What, you might ask, does this have to do with writing?
A couple of weeks ago I sent an excited note to Tanya Whiton, the assistant director of the MFA Program at Pine Manor, telling her about an acceptance I’d received from a well-known literary journal. In my email I expressed not only my shock, but my appreciation to the program and my teachers — Joy Castro, Randall Kenan, Laban Carrick Hill, and Michael Steinberg. (I actually said it a bit less formally than that, something like: “Go Pine Manor! Go Joy! Go Randall! Go Laban! Go Mike!”) Tanya wrote back and congratulated me, and noted that it was unusual for writers to give credit to others when they experienced success.
Maybe those writers haven’t trained in martial arts. When you enter a good dojo, you learn about not only the chief instructor at that school, but also about that instructor’s teachers, and their teachers, and their teachers…tracing the lineage of that style all the way back to the founder of the art. The idea is that without all of those teachers, the current students wouldn’t have an art to learn, or instructors to teach them. They wouldn’t benefit from the knowledge and life lessons that those teachers passed on. My instructor used to travel to China and Brazil to train with some of the oldest, most experienced teachers in the arts that he studied. He often gave those people credit for what he knew and achieved. It’s not that he was downplaying his own talent and hard work — without either (especially the hard work) he wouldn’t have become the unique martial artist he was. But he wouldn’t have had the opportunity to be that at all without the willingness of teachers to pass on what they studied and knew.

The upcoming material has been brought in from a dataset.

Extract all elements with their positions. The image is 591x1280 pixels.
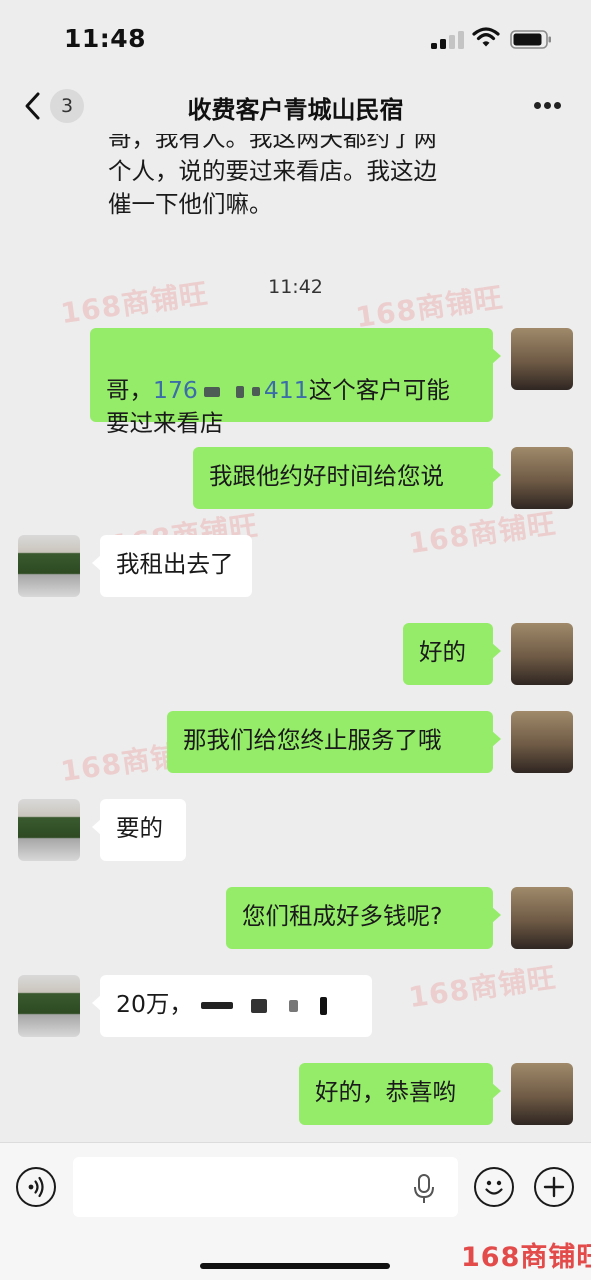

Having respect for one’s teachers — and classmates, who we learned from as we trained together — was something that was drilled into us night after night, in every karate class. We bowed to each other and said “Osu, Sensei!” to our instructors, always addressing them with an almost military respect. At the black belt tests each student was given a rose. We were told to hand that rose to someone who had helped us in our journey, such as a parent or a spouse. At my third degree test I handed my flower to my teacher.
Maybe I’m old-fashioned, or weird, or have so much martial arts philosophy drilled (literally) into my brain that I take the lesson about teachers too far when it comes to writing. Three of the teachers I had at Pine Manor were actually within a few years of my own age — they’re just people, right? Although known in literary circles, they’re not famous, for the most part (Dennis Lehane teaches at Pine Manor, but he wasn’t my teacher — although I did sit next to him at lunch once and managed, in my terror, to say and eat absolutely nothing), and they didn’t hand me any kind of magic bullet. They just have been at the writing game much longer, are more educated and experienced when it comes to craft and literature, and are more heavily published (well, okay, they are also, without exception, dauntingly talented).
But for me, there is more to the teacher-student thing than all of that. Each of my teachers atgave something of themselves and their skill, and was invested in my improvement and success as a writer. Each saw me through tough moments in my MFA journey — despair after tough workshops, passive phrasing in my texts, boring verbs, my first rejection letters. They talked me through roadblocks they probably talk students through year after year, but never made me feel silly or redundant or unworthy. Instead, they chose to encourage me.
So I maintain a certain sense of appreciation, something I think never hurts in life. Go ahead, call me a nerd. But before you do, remember — I have a mean round kick.